I'm currently working on the question:
Suppose that $T:V\rightarrow V $ is a linear map on a 4 dimensional vector space $V$, and that $T$ has 3 different eigenvalues, one of which has a 2-dimensional eigenspace.
i) Must $T$ be diagonalizable?
ii) Can $T$ be diagonalizable?
My thoughts are yes, to both i) and ii). My justification is that the sum of the dimensions of the eigenspaces ($1+1+2$) is equal to the dimension of $V$ which is 4. Here I am assuming that the other two eigenspaces are of dimension 1.
Is my reasoning correct?
(It's not hard to prove the other eigenspaces have dimension 1, if you want)
The main thing is whether or not you've considered whether the different eigenspaces are linearly dependent or not.
For example, if you take the three one-dimensional subspaces of $\mathbb{R}^3$, the first having basis vector $[1,0,0]$, the second $[1,1,0]$, and the third $[0,1,0]$, then the sum of their dimensions is 1+1+1, but collectively they don't add up to a three-dimensional vector space!

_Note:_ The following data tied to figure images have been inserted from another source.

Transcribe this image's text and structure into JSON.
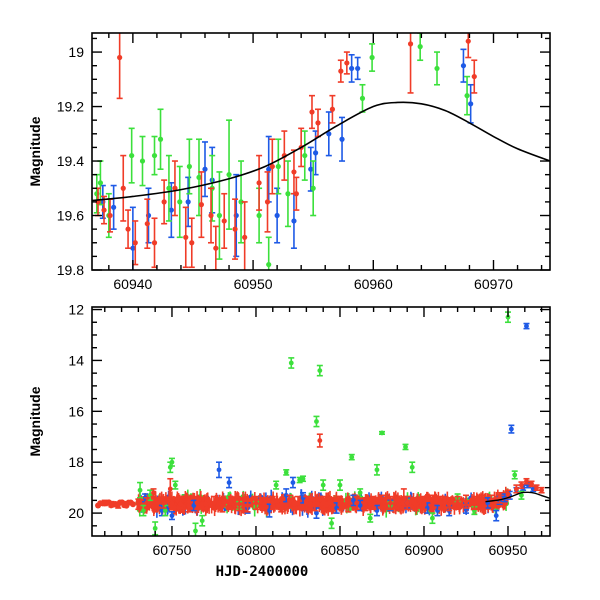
{
  "chart_data": [
    {
      "panel": "top",
      "type": "scatter",
      "title": "",
      "xlabel": "",
      "ylabel": "Magnitude",
      "xlim": [
        60936.6,
        60974.7
      ],
      "ylim": [
        19.8,
        18.93
      ],
      "y_inverted": true,
      "x_ticks": [
        60940,
        60950,
        60960,
        60970
      ],
      "x_tick_labels": [
        "60940",
        "60950",
        "60960",
        "60970"
      ],
      "y_ticks": [
        19.0,
        19.2,
        19.4,
        19.6,
        19.8
      ],
      "y_tick_labels": [
        "19",
        "19.2",
        "19.4",
        "19.6",
        "19.8"
      ],
      "grid": false,
      "model_curve": {
        "name": "model",
        "color": "#000000",
        "x": [
          60936.6,
          60940,
          60944,
          60948,
          60951,
          60954,
          60957,
          60960,
          60962,
          60964,
          60966,
          60968,
          60970,
          60972,
          60974.7
        ],
        "y": [
          19.545,
          19.53,
          19.505,
          19.465,
          19.42,
          19.35,
          19.27,
          19.2,
          19.185,
          19.19,
          19.215,
          19.26,
          19.31,
          19.355,
          19.4
        ]
      },
      "series": [
        {
          "name": "red",
          "color": "#f03c28",
          "x": [
            60937.1,
            60937.6,
            60938.1,
            60938.9,
            60939.2,
            60939.6,
            60940.2,
            60941.2,
            60941.8,
            60942.6,
            60943.5,
            60944.4,
            60944.9,
            60945.7,
            60946.5,
            60946.9,
            60947.6,
            60948.5,
            60949.3,
            60950.5,
            60951.2,
            60951.6,
            60952.6,
            60953.4,
            60953.6,
            60954.0,
            60954.9,
            60955.4,
            60956.6,
            60957.3,
            60957.8,
            60963.1,
            60967.9,
            60968.4
          ],
          "y": [
            19.55,
            19.58,
            19.6,
            19.02,
            19.5,
            19.65,
            19.7,
            19.63,
            19.7,
            19.55,
            19.5,
            19.68,
            19.7,
            19.56,
            19.6,
            19.72,
            19.62,
            19.65,
            19.68,
            19.48,
            19.55,
            19.42,
            19.38,
            19.44,
            19.52,
            19.35,
            19.22,
            19.26,
            19.21,
            19.07,
            19.04,
            18.97,
            18.96,
            19.09
          ],
          "err": [
            0.05,
            0.05,
            0.06,
            0.15,
            0.12,
            0.07,
            0.08,
            0.09,
            0.09,
            0.08,
            0.1,
            0.11,
            0.09,
            0.12,
            0.1,
            0.08,
            0.1,
            0.11,
            0.13,
            0.1,
            0.11,
            0.1,
            0.09,
            0.08,
            0.06,
            0.07,
            0.06,
            0.05,
            0.05,
            0.04,
            0.04,
            0.18,
            0.06,
            0.06
          ]
        },
        {
          "name": "green",
          "color": "#3ce03c",
          "x": [
            60937.0,
            60937.3,
            60938.0,
            60939.9,
            60940.8,
            60941.8,
            60942.3,
            60943.0,
            60943.9,
            60944.7,
            60945.5,
            60946.6,
            60947.2,
            60948.0,
            60949.0,
            60950.5,
            60951.3,
            60952.1,
            60952.9,
            60954.3,
            60955.0,
            60959.1,
            60959.9,
            60963.9,
            60965.3,
            60967.8
          ],
          "y": [
            19.52,
            19.48,
            19.6,
            19.38,
            19.4,
            19.38,
            19.32,
            19.5,
            19.55,
            19.42,
            19.46,
            19.5,
            19.6,
            19.45,
            19.55,
            19.6,
            19.78,
            19.42,
            19.52,
            19.38,
            19.5,
            19.17,
            19.02,
            18.98,
            19.06,
            19.16
          ],
          "err": [
            0.07,
            0.08,
            0.08,
            0.1,
            0.09,
            0.07,
            0.11,
            0.12,
            0.13,
            0.1,
            0.14,
            0.12,
            0.16,
            0.2,
            0.15,
            0.1,
            0.1,
            0.1,
            0.12,
            0.09,
            0.1,
            0.05,
            0.05,
            0.05,
            0.06,
            0.07
          ]
        },
        {
          "name": "blue",
          "color": "#1e5ae6",
          "x": [
            60937.5,
            60938.4,
            60940.0,
            60941.3,
            60943.2,
            60944.6,
            60946.0,
            60946.6,
            60948.6,
            60951.3,
            60952.0,
            60953.4,
            60954.8,
            60955.2,
            60956.3,
            60957.4,
            60958.2,
            60958.7,
            60967.5,
            60968.1
          ],
          "y": [
            19.55,
            19.57,
            19.72,
            19.6,
            19.58,
            19.55,
            19.43,
            19.47,
            19.6,
            19.43,
            19.6,
            19.62,
            19.43,
            19.37,
            19.3,
            19.32,
            19.06,
            19.06,
            19.05,
            19.19
          ],
          "err": [
            0.06,
            0.08,
            0.15,
            0.1,
            0.1,
            0.09,
            0.1,
            0.12,
            0.15,
            0.12,
            0.1,
            0.1,
            0.08,
            0.08,
            0.08,
            0.08,
            0.05,
            0.04,
            0.06,
            0.07
          ]
        }
      ]
    },
    {
      "panel": "bottom",
      "type": "scatter",
      "title": "",
      "xlabel": "HJD-2400000",
      "ylabel": "Magnitude",
      "xlim": [
        60702.4,
        60975.0
      ],
      "ylim": [
        20.9,
        11.9
      ],
      "y_inverted": true,
      "x_ticks": [
        60750,
        60800,
        60850,
        60900,
        60950
      ],
      "x_tick_labels": [
        "60750",
        "60800",
        "60850",
        "60900",
        "60950"
      ],
      "y_ticks": [
        12,
        14,
        16,
        18,
        20
      ],
      "y_tick_labels": [
        "12",
        "14",
        "16",
        "18",
        "20"
      ],
      "grid": false,
      "model_curve": {
        "name": "model",
        "color": "#000000",
        "x": [
          60936.6,
          60945,
          60952,
          60958,
          60962,
          60966,
          60970,
          60975
        ],
        "y": [
          19.55,
          19.48,
          19.35,
          19.2,
          19.185,
          19.22,
          19.31,
          19.42
        ]
      },
      "series": [
        {
          "name": "red",
          "color": "#f03c28",
          "x": [
            60710,
            60714,
            60718,
            60722,
            60730,
            60735,
            60740,
            60745,
            60750,
            60755,
            60760,
            60765,
            60770,
            60775,
            60780,
            60785,
            60790,
            60795,
            60800,
            60805,
            60810,
            60815,
            60820,
            60825,
            60830,
            60835,
            60840,
            60845,
            60850,
            60855,
            60860,
            60865,
            60870,
            60875,
            60880,
            60885,
            60888,
            60890,
            60895,
            60900,
            60905,
            60910,
            60915,
            60920,
            60925,
            60930,
            60935,
            60940,
            60945,
            60950,
            60955,
            60958,
            60961,
            60964,
            60967,
            60970,
            60739,
            60749,
            60838
          ],
          "y": [
            19.6,
            19.65,
            19.7,
            19.65,
            19.65,
            19.6,
            19.75,
            19.6,
            19.62,
            19.65,
            19.7,
            19.6,
            19.65,
            19.6,
            19.7,
            19.6,
            19.65,
            19.7,
            19.6,
            19.65,
            19.6,
            19.7,
            19.55,
            19.6,
            19.6,
            19.65,
            19.6,
            19.65,
            19.6,
            19.7,
            19.6,
            19.65,
            19.6,
            19.55,
            19.6,
            19.65,
            19.4,
            19.6,
            19.65,
            19.6,
            19.55,
            19.6,
            19.65,
            19.6,
            19.55,
            19.6,
            19.55,
            19.5,
            19.4,
            19.25,
            19.05,
            18.9,
            18.75,
            18.85,
            19.0,
            19.1,
            19.2,
            19.05,
            17.15
          ],
          "err": [
            0.1,
            0.1,
            0.1,
            0.1,
            0.2,
            0.2,
            0.2,
            0.2,
            0.25,
            0.25,
            0.25,
            0.25,
            0.25,
            0.25,
            0.25,
            0.25,
            0.25,
            0.25,
            0.25,
            0.25,
            0.25,
            0.25,
            0.25,
            0.25,
            0.25,
            0.25,
            0.25,
            0.25,
            0.25,
            0.25,
            0.25,
            0.25,
            0.25,
            0.25,
            0.25,
            0.25,
            0.35,
            0.25,
            0.25,
            0.25,
            0.25,
            0.25,
            0.25,
            0.25,
            0.25,
            0.25,
            0.25,
            0.2,
            0.2,
            0.15,
            0.15,
            0.12,
            0.1,
            0.1,
            0.1,
            0.1,
            0.15,
            0.4,
            0.25
          ]
        },
        {
          "name": "green",
          "color": "#3ce03c",
          "x": [
            60731,
            60733,
            60737,
            60740,
            60746,
            60749,
            60750,
            60752,
            60764,
            60768,
            60790,
            60800,
            60812,
            60818,
            60821,
            60826,
            60828,
            60836,
            60838,
            60840,
            60845,
            60850,
            60857,
            60862,
            60868,
            60872,
            60875,
            60880,
            60889,
            60893,
            60905,
            60920,
            60930,
            60950,
            60954,
            60958
          ],
          "y": [
            19.1,
            19.9,
            19.3,
            20.6,
            19.9,
            18.2,
            18.0,
            18.9,
            20.7,
            20.3,
            19.7,
            19.7,
            18.9,
            18.4,
            14.1,
            18.7,
            18.65,
            16.4,
            14.4,
            18.9,
            20.4,
            18.9,
            17.8,
            19.2,
            20.2,
            18.3,
            16.85,
            19.7,
            17.4,
            18.2,
            20.2,
            19.4,
            19.9,
            12.3,
            18.5,
            19.3
          ],
          "err": [
            0.3,
            0.2,
            0.2,
            0.25,
            0.2,
            0.2,
            0.15,
            0.15,
            0.3,
            0.2,
            0.15,
            0.15,
            0.15,
            0.1,
            0.2,
            0.1,
            0.1,
            0.2,
            0.2,
            0.2,
            0.2,
            0.2,
            0.1,
            0.15,
            0.15,
            0.2,
            0.05,
            0.15,
            0.1,
            0.2,
            0.2,
            0.15,
            0.15,
            0.2,
            0.15,
            0.15
          ]
        },
        {
          "name": "blue",
          "color": "#1e5ae6",
          "x": [
            60734,
            60744,
            60750,
            60763,
            60778,
            60784,
            60795,
            60808,
            60818,
            60822,
            60828,
            60836,
            60848,
            60858,
            60862,
            60872,
            60880,
            60890,
            60902,
            60915,
            60925,
            60938,
            60943,
            60945,
            60948,
            60951,
            60955,
            60959,
            60962,
            60965,
            60952,
            60961,
            60908
          ],
          "y": [
            19.4,
            19.9,
            20.1,
            19.7,
            18.3,
            18.8,
            19.8,
            19.9,
            19.3,
            18.8,
            19.4,
            20.0,
            19.8,
            19.5,
            19.7,
            19.9,
            19.7,
            19.6,
            19.8,
            19.9,
            19.8,
            19.6,
            20.1,
            19.5,
            19.4,
            19.3,
            19.1,
            19.0,
            18.9,
            19.05,
            16.7,
            12.65,
            19.9
          ],
          "err": [
            0.15,
            0.2,
            0.15,
            0.2,
            0.3,
            0.2,
            0.2,
            0.25,
            0.25,
            0.2,
            0.2,
            0.2,
            0.2,
            0.2,
            0.2,
            0.2,
            0.2,
            0.2,
            0.2,
            0.2,
            0.2,
            0.2,
            0.2,
            0.15,
            0.15,
            0.15,
            0.1,
            0.1,
            0.1,
            0.1,
            0.15,
            0.1,
            0.2
          ]
        }
      ],
      "dense_band": {
        "description": "dense cluster of red/blue/green points around magnitude 19.6",
        "x_range": [
          60730,
          60950
        ],
        "center_mag": 19.62,
        "scatter_mag": 0.18
      }
    }
  ]
}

If you've thought about this issue, and think in your problem that it's sufficiently obvious that it doesn't need explanation, then you're probably fine. But it's possible your professor may be skeptical and you should write on it.
If you haven't thought about this issue, then your proof isn't fine and you need to do so! Although you have a chance to get lucky and have your professor think you've thought of it.
Also, I assume you're invoking a theorem that having a complete set of eigenspaces means the matrix is diagonalizable? I'll leave it to your judgement whether the fact you are doing that needs to be said explicitly.